West Coast Editor

In the first of two pivotal Phase III studies yielding data, known as VISER1, Valeant Pharmaceuticals International Inc.’s nucleoside analogue and ribavirin prodrug, Viramidine, for hepatitis C virus missed its efficacy endpoint of non-inferiority with ribavirin on an intent-to-treat basis.

But the specialty pharma company blamed anomalies in trial data from regions outside North America and Europe, pointed to dose responses based on weight with safety and said plans for a late-2007 launch remain on track.

Valeant’s shares (NYSE:VRX) ended Tuesday at $16.03, down $2.65, or 14.2 percent, after trading as low as $14.75.

Andrew McDonald, analyst with ThinkEquity Partners in San Francisco, predicted the Phase III failure last summer, when he pronounced Viramidine "doomed" after examining Phase II results.

He maintained his "sell" rating Tuesday, with a price target of $13.

"I’m deeply disturbed by the fact that Valeant is unable to analyze their own data and do the right thing" - that is, stop development of Viramidine, said McDonald, who predicted the drug will fail in the second Phase III trial, known as VISER2.

The company’s scientists "should all be fired," he added. "They’re delusional, at this point."

Others aren’t so sure. Robert Gish, medical director of the liver transplant program at California Pacific Medical Center in San Francisco, served as lead investigator in the Phase II study with Viramidine.

"Simply put, I predict it [will be shown to have] equal efficacy to ribavirin, with less anemia," Gish told BioWorld Today, though he was traveling and had not seen the available Phase III results. "But the data will be out soon."

Company officials weren’t available to comment to BioWorld Today, but Timothy Tyson, president and CEO of Costa Mesa, Calif.-based Valeant, told investors during a conference call that he was "delighted" with the latest confirmation of Viramidine’s safety in results from VISER1, though he conceded the efficacy benefit was "somewhat less obvious."

Specifically, in the Viramidine (taribavirin hydrochloride) arm of the global study, only 38 percent of patients achieved a sustained virologic response (SVR), compared to 52 percent in the ribavirin control arm.

But anemia rates (Hgb less than 10g/dL) during the treatment period proved lower to a statistically significant degree in patients treated with Viramidine than those treated with ribavirin (5 percent vs. 24 percent, p=<0.0001).

Kim Lamon, Valeant’s chief scientific officer, said that results from North America and Europe look promising, while "data anomalies from investigator sites in the rest of the world regions clearly had an impact on the overall SVR rates in the study."
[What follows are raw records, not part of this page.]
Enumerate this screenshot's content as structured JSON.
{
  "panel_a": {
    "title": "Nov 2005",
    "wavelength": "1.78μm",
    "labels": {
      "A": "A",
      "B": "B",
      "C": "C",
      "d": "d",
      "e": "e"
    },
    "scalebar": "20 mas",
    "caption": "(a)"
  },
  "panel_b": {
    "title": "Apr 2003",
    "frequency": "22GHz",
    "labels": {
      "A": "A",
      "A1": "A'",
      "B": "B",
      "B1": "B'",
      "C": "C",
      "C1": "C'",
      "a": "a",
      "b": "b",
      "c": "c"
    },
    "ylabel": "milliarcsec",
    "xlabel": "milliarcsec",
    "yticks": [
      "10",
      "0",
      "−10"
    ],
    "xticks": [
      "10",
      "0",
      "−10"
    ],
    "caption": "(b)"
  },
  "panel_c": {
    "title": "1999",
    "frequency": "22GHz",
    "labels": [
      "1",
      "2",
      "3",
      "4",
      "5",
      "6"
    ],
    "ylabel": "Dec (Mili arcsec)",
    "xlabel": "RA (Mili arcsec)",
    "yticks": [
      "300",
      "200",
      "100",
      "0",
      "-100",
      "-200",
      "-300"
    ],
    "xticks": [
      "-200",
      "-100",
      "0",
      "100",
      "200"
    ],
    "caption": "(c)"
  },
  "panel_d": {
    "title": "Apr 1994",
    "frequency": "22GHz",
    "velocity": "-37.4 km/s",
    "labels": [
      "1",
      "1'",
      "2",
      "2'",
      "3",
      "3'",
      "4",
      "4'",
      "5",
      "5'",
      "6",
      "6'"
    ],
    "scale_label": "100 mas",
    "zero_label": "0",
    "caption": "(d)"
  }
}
A total of 637 patients were enrolled in VISER1, with 489 in North America and Europe where, on a per protocol basis, the SVR rates for Viramidine were 51 percent vs. 56 percent for ribavirin. In these same regions, the SVR rates for patients weighing less than or equal to 75 kg were 62 percent for Viramidine vs. 60 percent for ribavirin.

In both of those analyses, SVR rates for oral Viramidine (administrated with a pegylated interferon) met the non-inferiority criteria.
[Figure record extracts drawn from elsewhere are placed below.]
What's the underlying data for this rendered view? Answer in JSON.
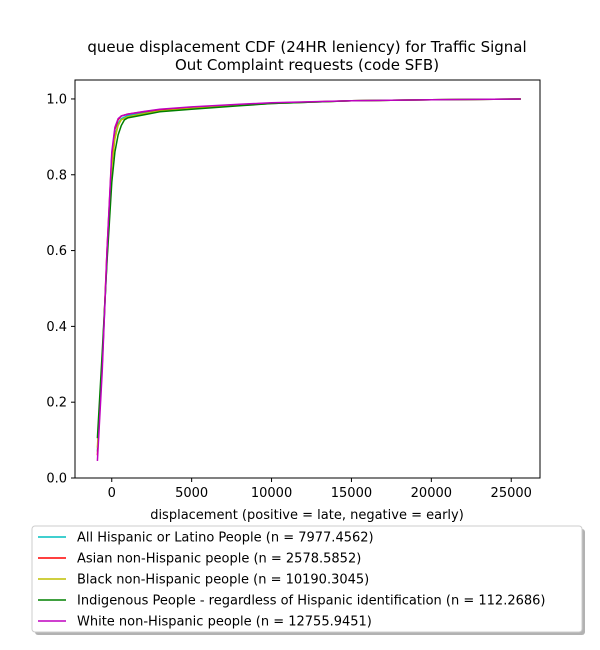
{
  "chart_data": {
    "type": "line",
    "title_lines": [
      "queue displacement CDF (24HR leniency) for Traffic Signal",
      "Out Complaint  requests (code SFB)"
    ],
    "xlabel": "displacement (positive = late, negative = early)",
    "ylabel": "",
    "xlim": [
      -2300,
      26800
    ],
    "ylim": [
      0.0,
      1.05
    ],
    "x_ticks": [
      0,
      5000,
      10000,
      15000,
      20000,
      25000
    ],
    "y_ticks": [
      0.0,
      0.2,
      0.4,
      0.6,
      0.8,
      1.0
    ],
    "x_tick_labels": [
      "0",
      "5000",
      "10000",
      "15000",
      "20000",
      "25000"
    ],
    "y_tick_labels": [
      "0.0",
      "0.2",
      "0.4",
      "0.6",
      "0.8",
      "1.0"
    ],
    "grid": false,
    "legend_position": "below plot",
    "series": [
      {
        "name": "All Hispanic or Latino People (n = 7977.4562)",
        "color": "#00bfbf",
        "x": [
          -900,
          -600,
          -300,
          0,
          200,
          400,
          600,
          1000,
          2000,
          3000,
          5000,
          8000,
          10000,
          15000,
          20000,
          25600
        ],
        "y": [
          0.07,
          0.3,
          0.58,
          0.83,
          0.9,
          0.935,
          0.948,
          0.956,
          0.963,
          0.97,
          0.976,
          0.984,
          0.988,
          0.995,
          0.998,
          1.0
        ]
      },
      {
        "name": "Asian non-Hispanic people (n = 2578.5852)",
        "color": "#ff0000",
        "x": [
          -900,
          -600,
          -300,
          0,
          200,
          400,
          600,
          1000,
          2000,
          3000,
          5000,
          8000,
          10000,
          15000,
          20000,
          25600
        ],
        "y": [
          0.06,
          0.3,
          0.6,
          0.85,
          0.92,
          0.945,
          0.955,
          0.96,
          0.966,
          0.972,
          0.978,
          0.985,
          0.989,
          0.995,
          0.998,
          1.0
        ]
      },
      {
        "name": "Black non-Hispanic people (n = 10190.3045)",
        "color": "#bfbf00",
        "x": [
          -900,
          -600,
          -300,
          0,
          200,
          400,
          600,
          1000,
          2000,
          3000,
          5000,
          8000,
          10000,
          15000,
          20000,
          25600
        ],
        "y": [
          0.08,
          0.31,
          0.58,
          0.82,
          0.895,
          0.93,
          0.945,
          0.953,
          0.961,
          0.968,
          0.975,
          0.983,
          0.988,
          0.995,
          0.998,
          1.0
        ]
      },
      {
        "name": "Indigenous People - regardless of Hispanic identification (n = 112.2686)",
        "color": "#008000",
        "x": [
          -900,
          -600,
          -300,
          0,
          200,
          400,
          600,
          800,
          1000,
          2000,
          3000,
          5000,
          8000,
          10000,
          15000,
          20000,
          25600
        ],
        "y": [
          0.105,
          0.33,
          0.57,
          0.78,
          0.86,
          0.905,
          0.93,
          0.945,
          0.95,
          0.958,
          0.966,
          0.973,
          0.982,
          0.988,
          0.995,
          0.998,
          1.0
        ]
      },
      {
        "name": "White non-Hispanic people (n = 12755.9451)",
        "color": "#bf00bf",
        "x": [
          -900,
          -600,
          -300,
          0,
          200,
          400,
          600,
          1000,
          2000,
          3000,
          5000,
          8000,
          10000,
          15000,
          20000,
          25600
        ],
        "y": [
          0.045,
          0.28,
          0.6,
          0.86,
          0.925,
          0.948,
          0.955,
          0.96,
          0.967,
          0.973,
          0.979,
          0.986,
          0.99,
          0.995,
          0.998,
          1.0
        ]
      }
    ]
  }
}
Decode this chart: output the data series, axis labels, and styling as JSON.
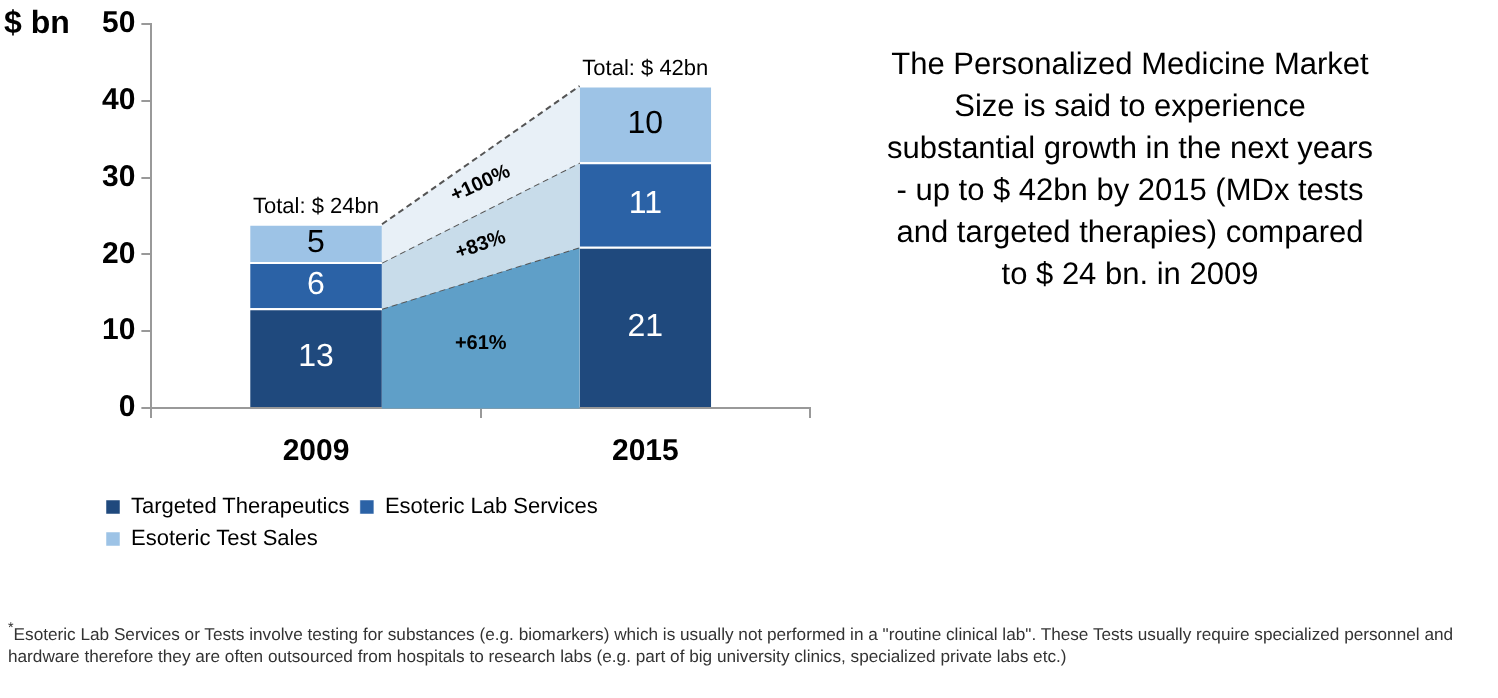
{
  "chart_data": {
    "type": "bar",
    "stacked": true,
    "ylabel": "$ bn",
    "categories": [
      "2009",
      "2015"
    ],
    "series": [
      {
        "name": "Targeted Therapeutics",
        "color": "#1f497d",
        "values": [
          13,
          21
        ]
      },
      {
        "name": "Esoteric Lab Services",
        "color": "#2b62a6",
        "values": [
          6,
          11
        ]
      },
      {
        "name": "Esoteric Test Sales",
        "color": "#9dc3e6",
        "values": [
          5,
          10
        ]
      }
    ],
    "ylim": [
      0,
      50
    ],
    "yticks": [
      0,
      10,
      20,
      30,
      40,
      50
    ],
    "grid": false,
    "legend": "bottom",
    "data_labels": true,
    "totals": [
      "Total: $ 24bn",
      "Total: $ 42bn"
    ],
    "annotations": [
      "+61%",
      "+83%",
      "+100%",
      "The Personalized Medicine Market Size is said to experience substantial growth in the next years - up to  $ 42bn by 2015 (MDx tests and targeted therapies) compared to $ 24 bn. in 2009",
      "$^{*}$Esoteric Lab Services or Tests involve testing for substances (e.g. biomarkers) which is usually not performed in a \"routine clinical lab\". These Tests usually require specialized personnel and hardware therefore they are often outsourced from hospitals to research labs (e.g. part of big university clinics, specialized private labs etc.)"
    ]
  }
}
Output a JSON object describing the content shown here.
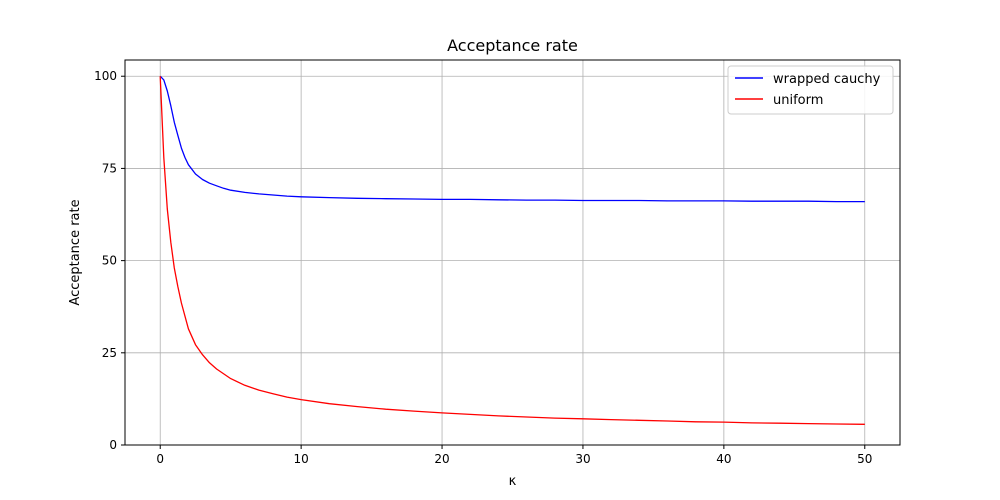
{
  "chart_data": {
    "type": "line",
    "title": "Acceptance rate",
    "xlabel": "κ",
    "ylabel": "Acceptance rate",
    "xlim": [
      -2.5,
      52.5
    ],
    "ylim": [
      0,
      104.4
    ],
    "xticks": [
      0,
      10,
      20,
      30,
      40,
      50
    ],
    "yticks": [
      0,
      25,
      50,
      75,
      100
    ],
    "grid": true,
    "legend_position": "top-right",
    "series": [
      {
        "name": "wrapped cauchy",
        "color": "#0000ff",
        "x": [
          0,
          0.25,
          0.5,
          0.75,
          1,
          1.25,
          1.5,
          1.75,
          2,
          2.5,
          3,
          3.5,
          4,
          4.5,
          5,
          6,
          7,
          8,
          9,
          10,
          12,
          14,
          16,
          18,
          20,
          22,
          24,
          26,
          28,
          30,
          32,
          34,
          36,
          38,
          40,
          42,
          44,
          46,
          48,
          50
        ],
        "y": [
          100,
          99,
          96,
          92,
          87.5,
          84,
          80.5,
          78,
          76,
          73.5,
          72,
          71,
          70.3,
          69.6,
          69.1,
          68.5,
          68.1,
          67.8,
          67.5,
          67.3,
          67.1,
          66.9,
          66.8,
          66.7,
          66.6,
          66.6,
          66.5,
          66.4,
          66.4,
          66.3,
          66.3,
          66.3,
          66.2,
          66.2,
          66.2,
          66.1,
          66.1,
          66.1,
          66.0,
          66.0
        ]
      },
      {
        "name": "uniform",
        "color": "#ff0000",
        "x": [
          0,
          0.25,
          0.5,
          0.75,
          1,
          1.25,
          1.5,
          2,
          2.5,
          3,
          3.5,
          4,
          5,
          6,
          7,
          8,
          9,
          10,
          12,
          14,
          16,
          18,
          20,
          22,
          24,
          26,
          28,
          30,
          32,
          34,
          36,
          38,
          40,
          42,
          44,
          46,
          48,
          50
        ],
        "y": [
          100,
          78,
          64,
          55,
          48,
          43,
          38.5,
          31.5,
          27.2,
          24.5,
          22.3,
          20.6,
          18,
          16.2,
          14.9,
          13.9,
          13,
          12.3,
          11.2,
          10.4,
          9.7,
          9.2,
          8.7,
          8.3,
          7.9,
          7.6,
          7.3,
          7.1,
          6.9,
          6.7,
          6.5,
          6.3,
          6.2,
          6.0,
          5.9,
          5.8,
          5.7,
          5.6
        ]
      }
    ]
  }
}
What’s more, Tyson said, the data "clearly show a dose response based on weight, and that an increase in the dose on a mg-per-kg basis can achieve better efficacy outcomes without sacrificing the anemia benefit."

He called the results "very encouraging and provide us with enough information to show that Viramidine demonstrates superior safety and meaningful clinical efficacy. We will continue to move toward registration of the drug and launch in late 2007."

Full data from VISER1 will be presented at a scientific meeting in the first half of this year. VISER2 will be completed by the end of June, with results offered at a meeting at the end of this year or the start of next. The studies are identical, except that VISER1 used PEG-Intron, from Schering-Plough Corp., while VISER2 is using Pegasys, from F. Hoffmann-La Roche Ltd.

McDonald told BioWorld Today that Valeant, in the conference call Tuesday, was "trying to put a positive spin on what they have. Their Phase II data were terrible, and when I saw that, I knew the drug doesn’t work."

For the 135 patients treated in the Phase II trial with Viramidine plus Pegasys at doses of 400 mg, 600 mg or 800 mg, the overall response rate was 29.6 percent vs. a predicted rate of 29.8 percent for Pegasys alone.

Researchers probably were misled by what seemed to be positive results in the Phase II study’s 600-mg cohort, said McDonald, who has done "very focused work" in HCV and knows the space well. A response rate of 37 percent with Viramidine did not take into account the fewer number of high viral load patients in the small sample, he said.